Disadvantages of the HD camera are clearly the larger size and the higher weight (280 g) compared to the SD camera (175 g). This was especially cumbersome in pituitary surgery in which a close insertion of the surgical instruments is required. The heat generation of both cameras was equal (about 37°C).

Discussion

To the best of our knowledge, to date, the application of HD imaging in neuroendoscopy has not been reported in the literature. We found only one paper that described the recording of microneurosurgical interventions with an HDTV system [4]. The brightness and resolution were stated to be of outstanding quality. However, limitations were the weight of the camera (6 kg) and the price ($100,000) of the system. Other authors described HD imaging in general surgery and urology [2, 3, 810]. Most of them state that video image quality is a crucial factor in the success of endoscopic interventions and that HDTV is a major improvement in image resolution.
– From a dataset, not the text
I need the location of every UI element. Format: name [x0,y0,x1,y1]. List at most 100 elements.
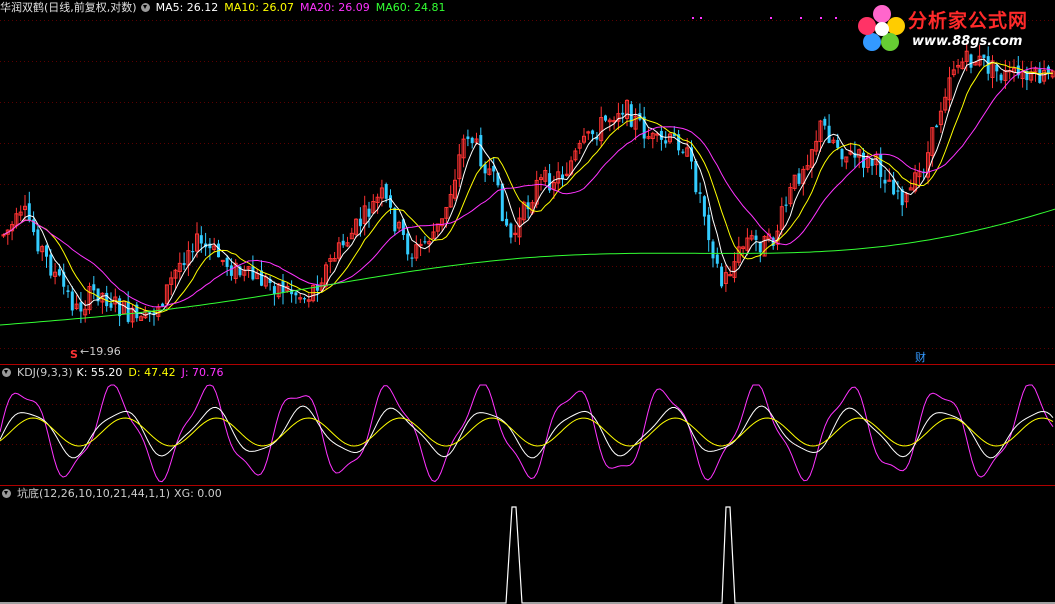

The HD camera we used is a full HDTV system with 1,080 lines progressive scanning. Each scan includes every line for a complete picture. In interlaced scanning, which was common before HD, each scan included alternating lines, forming half pictures, the so-called fields. As a result of progressive scanning, the image is less noisy and flickering which reduces fatigue while looking at the monitor screen. Furthermore, HD imaging provides improved color fidelity and enhanced image resolution because each frame consists of more than two million pixels, which is around five times as many as in SD cameras. Standard three-chip cameras generate images with up to 576 lines and about 400,000 pixels. The 16:9 aspect ratio offers more information than the 4:3 aspect ratio of the SD camera and resembles the human visual field more closely.
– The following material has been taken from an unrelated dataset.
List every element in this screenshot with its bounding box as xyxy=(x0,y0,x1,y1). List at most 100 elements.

In theory, the DVI output of the camera allows for a 4:4:4 color sampling without color subsampling and, thus, a better color resolution. In 4:4:4 color sampling, the resolution is the same in all red, green, blue (RGB) channels. Color subsampling is usually done in video to save bandwidth since the human eye is more sensitive to luma than to chroma resolution [5]. The perception of luminance is mainly influenced by the green channel; therefore, the luma component of HD video is constructed from 72% green, 22% red, and 7% blue. We had to convert to a 4:2:2 chroma subsampled version to be able to record the video onto a readily available workstation. In practice, we did not see a quality difference between monitoring the DVI output directly on the monitor compared to the subsampled HD-SDI version. The downside of using DVI compared to HD-SDI is that DVI only offers 8-bit grayscale resolution per RGB channel compared to 10-bit per YCbCr channel in HD-SDI (Y is the luma component, Cb and Cr are color difference channels). HD-SDI, therefore, offers a more subtle grayscale gradation, which becomes apparent in later editing and especially color grading. Ten-bit resolution helps to avoid banding artifacts.
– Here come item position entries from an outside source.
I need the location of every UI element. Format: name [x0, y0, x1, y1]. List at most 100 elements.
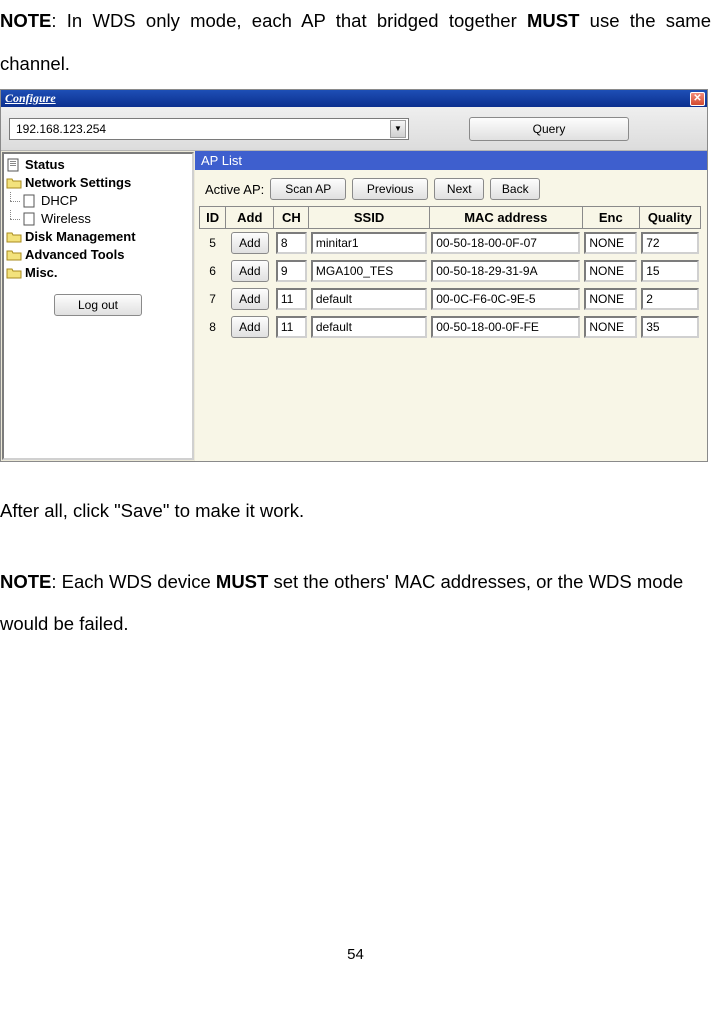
back-button[interactable]: Back [490, 178, 540, 200]
add-label: Add [239, 236, 260, 250]
table-row: 6 Add 9 MGA100_TES 00-50-18-29-31-9A NON… [200, 257, 701, 285]
folder-icon [6, 248, 22, 262]
ch-input[interactable]: 8 [276, 232, 307, 254]
ap-list-table: ID Add CH SSID MAC address Enc Quality [199, 206, 701, 341]
note2-text1: : Each WDS device [51, 571, 216, 592]
cell-id: 8 [200, 313, 226, 341]
ssid-input[interactable]: MGA100_TES [311, 260, 427, 282]
sidebar-item-status[interactable]: Status [4, 156, 192, 174]
enc-input[interactable]: NONE [584, 232, 637, 254]
add-button[interactable]: Add [231, 316, 269, 338]
col-ch: CH [274, 207, 309, 229]
after-all-text: After all, click "Save" to make it work. [0, 490, 711, 533]
previous-button[interactable]: Previous [352, 178, 428, 200]
note-2: NOTE: Each WDS device MUST set the other… [0, 561, 711, 646]
add-button[interactable]: Add [231, 260, 269, 282]
sidebar-label: DHCP [41, 193, 78, 209]
col-id: ID [200, 207, 226, 229]
scan-label: Scan AP [285, 182, 331, 196]
note-1-text1: : In WDS only mode, each AP that bridged… [51, 10, 527, 31]
ssid-input[interactable]: default [311, 288, 427, 310]
address-dropdown[interactable]: 192.168.123.254 ▼ [9, 118, 409, 140]
next-label: Next [447, 182, 472, 196]
sidebar-item-advanced[interactable]: Advanced Tools [4, 246, 192, 264]
cell-id: 5 [200, 229, 226, 257]
mac-input[interactable]: 00-0C-F6-0C-9E-5 [431, 288, 580, 310]
col-enc: Enc [582, 207, 639, 229]
sidebar-item-misc[interactable]: Misc. [4, 264, 192, 282]
sidebar-item-wireless[interactable]: Wireless [4, 210, 192, 228]
table-row: 8 Add 11 default 00-50-18-00-0F-FE NONE … [200, 313, 701, 341]
table-row: 5 Add 8 minitar1 00-50-18-00-0F-07 NONE … [200, 229, 701, 257]
aplist-header: AP List [195, 151, 707, 170]
close-icon: ✕ [693, 94, 701, 104]
add-label: Add [239, 292, 260, 306]
sidebar-item-disk[interactable]: Disk Management [4, 228, 192, 246]
ssid-input[interactable]: minitar1 [311, 232, 427, 254]
note-1: NOTE: In WDS only mode, each AP that bri… [0, 0, 711, 85]
sidebar-label: Disk Management [25, 229, 136, 245]
quality-input[interactable]: 15 [641, 260, 698, 282]
ch-input[interactable]: 11 [276, 288, 307, 310]
active-ap-row: Active AP: Scan AP Previous Next Back [195, 170, 707, 206]
folder-icon [6, 266, 22, 280]
active-ap-label: Active AP: [205, 182, 264, 197]
window-title: Configure [5, 91, 56, 106]
query-label: Query [533, 122, 566, 136]
scan-ap-button[interactable]: Scan AP [270, 178, 346, 200]
page-number: 54 [0, 946, 711, 973]
mac-input[interactable]: 00-50-18-00-0F-07 [431, 232, 580, 254]
close-button[interactable]: ✕ [690, 92, 705, 106]
logout-button[interactable]: Log out [54, 294, 142, 316]
sidebar-item-network[interactable]: Network Settings [4, 174, 192, 192]
page-icon [22, 212, 38, 226]
enc-input[interactable]: NONE [584, 316, 637, 338]
query-button[interactable]: Query [469, 117, 629, 141]
col-mac: MAC address [429, 207, 582, 229]
sidebar-item-dhcp[interactable]: DHCP [4, 192, 192, 210]
page-icon [6, 158, 22, 172]
col-quality: Quality [639, 207, 700, 229]
col-ssid: SSID [309, 207, 429, 229]
mac-input[interactable]: 00-50-18-29-31-9A [431, 260, 580, 282]
note-prefix: NOTE [0, 571, 51, 592]
content-area: Status Network Settings DHCP [1, 151, 707, 461]
note-prefix: NOTE [0, 10, 51, 31]
cell-id: 6 [200, 257, 226, 285]
main-panel: AP List Active AP: Scan AP Previous Next… [195, 151, 707, 461]
note-2-must: MUST [216, 571, 268, 592]
cell-id: 7 [200, 285, 226, 313]
note-1-must: MUST [527, 10, 579, 31]
table-row: 7 Add 11 default 00-0C-F6-0C-9E-5 NONE 2 [200, 285, 701, 313]
add-label: Add [239, 264, 260, 278]
add-label: Add [239, 320, 260, 334]
table-header-row: ID Add CH SSID MAC address Enc Quality [200, 207, 701, 229]
ssid-input[interactable]: default [311, 316, 427, 338]
logout-label: Log out [78, 298, 118, 312]
add-button[interactable]: Add [231, 288, 269, 310]
configure-window: Configure ✕ 192.168.123.254 ▼ Query Stat… [0, 89, 708, 462]
add-button[interactable]: Add [231, 232, 269, 254]
quality-input[interactable]: 2 [641, 288, 698, 310]
folder-icon [6, 230, 22, 244]
page-icon [22, 194, 38, 208]
sidebar-label: Misc. [25, 265, 58, 281]
mac-input[interactable]: 00-50-18-00-0F-FE [431, 316, 580, 338]
sidebar-label: Network Settings [25, 175, 131, 191]
folder-icon [6, 176, 22, 190]
col-add: Add [226, 207, 274, 229]
sidebar-label: Status [25, 157, 65, 173]
next-button[interactable]: Next [434, 178, 484, 200]
sidebar-tree: Status Network Settings DHCP [2, 152, 194, 460]
quality-input[interactable]: 35 [641, 316, 698, 338]
titlebar: Configure ✕ [1, 90, 707, 107]
enc-input[interactable]: NONE [584, 260, 637, 282]
ch-input[interactable]: 11 [276, 316, 307, 338]
ch-input[interactable]: 9 [276, 260, 307, 282]
sidebar-label: Wireless [41, 211, 91, 227]
chevron-down-icon[interactable]: ▼ [390, 120, 406, 138]
back-label: Back [502, 182, 529, 196]
quality-input[interactable]: 72 [641, 232, 698, 254]
sidebar-label: Advanced Tools [25, 247, 124, 263]
enc-input[interactable]: NONE [584, 288, 637, 310]
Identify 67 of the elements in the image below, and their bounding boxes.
Although a high image quality is desirable in any surgery, HD imaging has proven to be most beneficial in the endonasal pituitary interventions. Prior to using the HD camera, the first author preferred an endoscope-assisted microsurgical technique in pituitary surgery because the image quality of the SD camera was clearly inferior to the image quality obtained when looking through the microscope. In some interventions, it was hard to differentiate between tumor and normal pituitary gland. Since using the HD equipment, that has no longer been a matter of concern. Thus, HD imaging brings us one step closer to the replacement of the microscope, although the perceived resolution of the microscope is still superior so far. Nevertheless, we have no doubt that HD imaging will become the standard used in the endoscopic operating room in the near future. The price of the HD camera system (camera unit and monitor) is currently only one third higher than the price of the SD camera system. That price difference is justified by the remarkable difference in image quality. Furthermore, as with any new technical equipment that price will drop in the future.

Conclusion

HD imaging provides a much better image quality compared to SD imaging. Therefore, we recommend use of HD cameras in neuroendoscopic procedures. Further clinical studies will show whether HD imaging has an impact on clinical results.